習志野の「必殺仕事人」角田勇斗。
兄の千本ノックが鍛えた超絶守備力

  • 菊地高弘●文 text by Kikuchi Takahiro
  • 大友良行●写真 photo by Ohtomo Yoshiyuki

 常に勝ち続けてきた経験から、角田はチームに勝利を呼び込む仕組みを肌感覚で理解しているのかもしれない。だからなのか、角田は不思議なくらい勝負どころで力を発揮する。

 星稜戦では、途中まで「休眠状態」だった。奥川の前に3打席連続三振を喫し、守備でも「絶対捕れる打球」を後ろに逸らし(記録は安打)失点につながっていた。

 打っても守っても思うようにいかない。だが、角田が意気消沈することはなかった。

「自分が落ちたらチームの士気が下がりますし、大事なのは勝利なので。『今日は仕方ない』とバッティングも守備も引きずらずに開き直りました。消極的になって、思い切りがなくなるのが一番よくないことなので」

 こんなプラス思考が結果的に勝負どころでの好プレーにつながり、チームに勝利をもたらした。

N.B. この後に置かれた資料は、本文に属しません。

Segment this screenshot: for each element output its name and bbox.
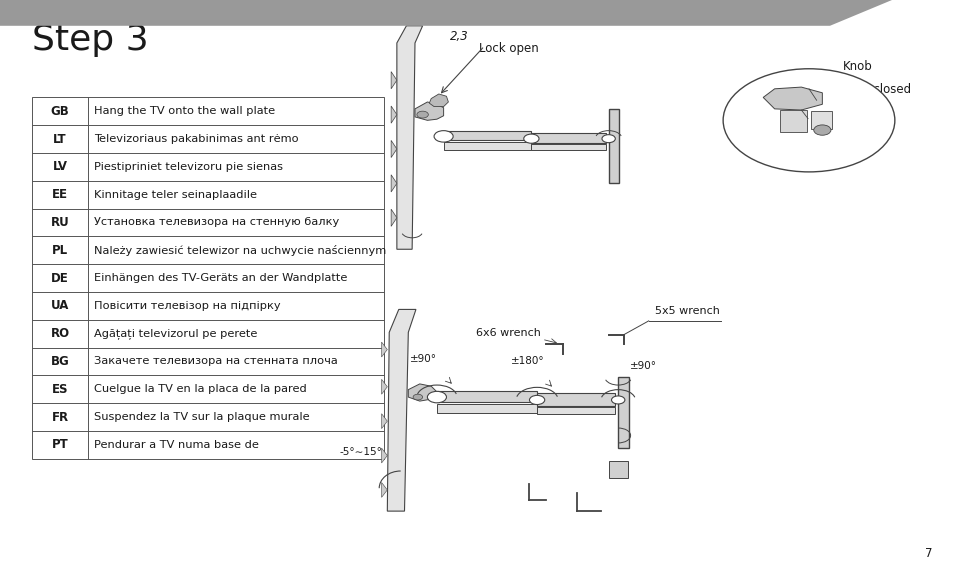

 習志野はエース・飯塚が好調を維持するものの、いまだ「サイン盗み疑惑」の余波はぬぐえず、中心選手の根本翔吾も死球を足に受けた影響で万全にはほど遠い。

 そんな逆境を跳ね返すためには、間違いなく攻守にラッキーボーイになっている角田の活躍は不可欠。準決勝以降も、なぜか勝負どころで回ってくる角田のプレーに注目してみてほしい。